Few commercialised orthoses currently meet all these criteria: carbon orthoses are lightweight and compact and may provide some push off assistance [15, 16], however, in our clinical practice we have found that if they provide lateral stability, this is often at the expense of mobility in the sagittal plane. Several attempts have been made to produce AFOs that specifically provide lateral stability. For example, Bishop et al. 2009 used an interesting design to prevent inversion during walking and running, however the AFO held the foot in maximal dorsiflexion, therefore altering the normal gait pattern [17]. Another group designed an ankle control strap to prevent unwanted eversion during gait [18], however it was worn on a bulky, inaesthetic AFO. Furthermore, AFOs may reduce propulsion forces, even in people who have sufficient plantarflexor strength to generate such forces [4, 16]. Since people with NMD often have plantarflexor weakness, a further requirement of an AFO is therefore to restore energy to assist push-off, or at least not reduce propulsive forces. Spiral orthoses have been proposed in the past to overcome these issues [19]. They are lightweight and can control motion in all planes. However, 3D gait kinematics have not been compared between spiral orthoses and AFOs that are typically prescribed today.
One of the authors of the present study (BC) designed and developed a new type of carbon fibre orthosis with a helical shape that would: (1) prevent foot drop in swing, (2) allow normal ankle range of motion, (3) not reduce propulsion and (4) provide medial–lateral stability of the ankle. It was also intended to be lightweight, and aesthetically acceptable. Such an orthosis could improve gait capacity.
The purpose of this study was first to determine if the orthosis improved gait capacity, which is the main aim of the wearer (activities level of the International Classification of Functioning, Disability and Health [6]), and second to determine if improvements in gait capacity with the orthosis could be related to improvements in the 4 criteria described above (body function and structures level of the International Classification of Functioning, Disability and Health).

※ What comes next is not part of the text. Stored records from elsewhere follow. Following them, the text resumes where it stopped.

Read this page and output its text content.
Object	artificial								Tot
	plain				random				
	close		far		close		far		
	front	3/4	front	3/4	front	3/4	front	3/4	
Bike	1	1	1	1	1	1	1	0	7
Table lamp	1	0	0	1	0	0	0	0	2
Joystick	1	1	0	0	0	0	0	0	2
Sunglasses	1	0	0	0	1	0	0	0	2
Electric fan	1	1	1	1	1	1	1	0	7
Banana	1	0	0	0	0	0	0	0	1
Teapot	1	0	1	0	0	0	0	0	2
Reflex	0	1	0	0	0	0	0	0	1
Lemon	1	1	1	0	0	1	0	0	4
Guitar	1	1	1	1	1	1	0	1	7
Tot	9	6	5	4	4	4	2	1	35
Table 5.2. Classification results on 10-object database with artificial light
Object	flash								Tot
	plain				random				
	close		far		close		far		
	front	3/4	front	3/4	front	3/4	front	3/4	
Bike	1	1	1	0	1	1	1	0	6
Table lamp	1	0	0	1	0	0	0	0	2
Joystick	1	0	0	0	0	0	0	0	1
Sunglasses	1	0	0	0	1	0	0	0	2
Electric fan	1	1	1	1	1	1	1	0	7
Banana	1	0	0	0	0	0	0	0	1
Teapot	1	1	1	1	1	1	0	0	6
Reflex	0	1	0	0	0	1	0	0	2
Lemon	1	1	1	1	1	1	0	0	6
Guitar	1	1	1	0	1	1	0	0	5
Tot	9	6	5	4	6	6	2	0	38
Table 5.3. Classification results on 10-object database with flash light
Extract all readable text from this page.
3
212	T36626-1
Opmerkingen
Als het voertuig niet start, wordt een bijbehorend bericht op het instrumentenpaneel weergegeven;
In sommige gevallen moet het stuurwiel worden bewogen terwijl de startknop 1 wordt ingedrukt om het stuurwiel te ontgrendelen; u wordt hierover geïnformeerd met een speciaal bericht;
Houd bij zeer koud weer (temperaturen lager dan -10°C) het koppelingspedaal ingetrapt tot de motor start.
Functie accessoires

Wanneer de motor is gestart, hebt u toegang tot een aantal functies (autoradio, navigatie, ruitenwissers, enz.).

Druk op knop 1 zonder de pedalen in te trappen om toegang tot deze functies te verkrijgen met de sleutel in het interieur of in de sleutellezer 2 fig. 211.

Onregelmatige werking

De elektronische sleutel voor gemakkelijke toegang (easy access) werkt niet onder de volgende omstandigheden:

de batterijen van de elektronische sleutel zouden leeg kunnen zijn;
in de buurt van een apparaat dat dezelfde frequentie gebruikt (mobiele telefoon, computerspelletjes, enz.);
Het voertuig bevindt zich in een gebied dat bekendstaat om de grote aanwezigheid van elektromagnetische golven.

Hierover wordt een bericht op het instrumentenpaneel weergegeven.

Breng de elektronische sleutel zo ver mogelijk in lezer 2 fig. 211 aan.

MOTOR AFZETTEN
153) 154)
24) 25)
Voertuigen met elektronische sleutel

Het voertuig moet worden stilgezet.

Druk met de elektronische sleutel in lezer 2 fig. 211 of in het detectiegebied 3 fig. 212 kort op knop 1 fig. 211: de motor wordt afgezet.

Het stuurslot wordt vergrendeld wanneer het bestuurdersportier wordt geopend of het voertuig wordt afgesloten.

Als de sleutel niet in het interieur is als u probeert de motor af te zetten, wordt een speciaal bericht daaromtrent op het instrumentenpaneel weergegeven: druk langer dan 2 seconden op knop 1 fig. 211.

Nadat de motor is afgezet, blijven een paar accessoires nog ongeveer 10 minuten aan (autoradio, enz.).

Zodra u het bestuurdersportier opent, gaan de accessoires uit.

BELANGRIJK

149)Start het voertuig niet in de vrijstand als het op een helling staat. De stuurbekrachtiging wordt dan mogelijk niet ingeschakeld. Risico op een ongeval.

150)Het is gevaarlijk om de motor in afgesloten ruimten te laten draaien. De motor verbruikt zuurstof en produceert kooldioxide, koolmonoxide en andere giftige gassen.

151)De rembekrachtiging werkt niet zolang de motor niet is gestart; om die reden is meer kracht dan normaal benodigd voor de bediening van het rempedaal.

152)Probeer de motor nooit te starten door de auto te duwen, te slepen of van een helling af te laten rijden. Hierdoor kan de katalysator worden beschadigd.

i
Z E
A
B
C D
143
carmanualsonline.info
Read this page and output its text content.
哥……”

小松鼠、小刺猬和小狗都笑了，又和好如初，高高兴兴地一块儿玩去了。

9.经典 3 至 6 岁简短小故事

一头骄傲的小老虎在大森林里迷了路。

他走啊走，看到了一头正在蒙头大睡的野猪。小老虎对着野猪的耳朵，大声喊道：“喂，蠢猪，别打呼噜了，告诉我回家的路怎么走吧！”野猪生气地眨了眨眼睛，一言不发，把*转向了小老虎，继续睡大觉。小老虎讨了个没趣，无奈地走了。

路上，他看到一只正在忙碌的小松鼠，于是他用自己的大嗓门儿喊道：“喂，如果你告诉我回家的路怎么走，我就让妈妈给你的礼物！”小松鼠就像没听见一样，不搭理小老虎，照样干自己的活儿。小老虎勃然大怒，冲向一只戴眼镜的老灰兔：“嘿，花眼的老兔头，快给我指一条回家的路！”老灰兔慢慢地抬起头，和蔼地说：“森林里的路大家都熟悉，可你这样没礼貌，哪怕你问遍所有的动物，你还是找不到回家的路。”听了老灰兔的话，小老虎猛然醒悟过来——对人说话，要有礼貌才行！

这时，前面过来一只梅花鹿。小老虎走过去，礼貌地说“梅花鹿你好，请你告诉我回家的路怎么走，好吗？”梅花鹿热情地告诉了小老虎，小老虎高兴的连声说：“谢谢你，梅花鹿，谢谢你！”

The primary aim of this study was to evaluate the effect of this helical AFO (hAFO) on functional gait capacity (distance) in comparison with the effects of a posterior leaf spring AFO (plsAFO) or no AFO in patients with peripheral neuropathy or NMD causing drop foot with or without a concomitant loss of evertor strength. The secondary aims were to evaluate and compare functional mobility, 3D kinematic and kinetic gait variables and satisfaction between the two types of AFO.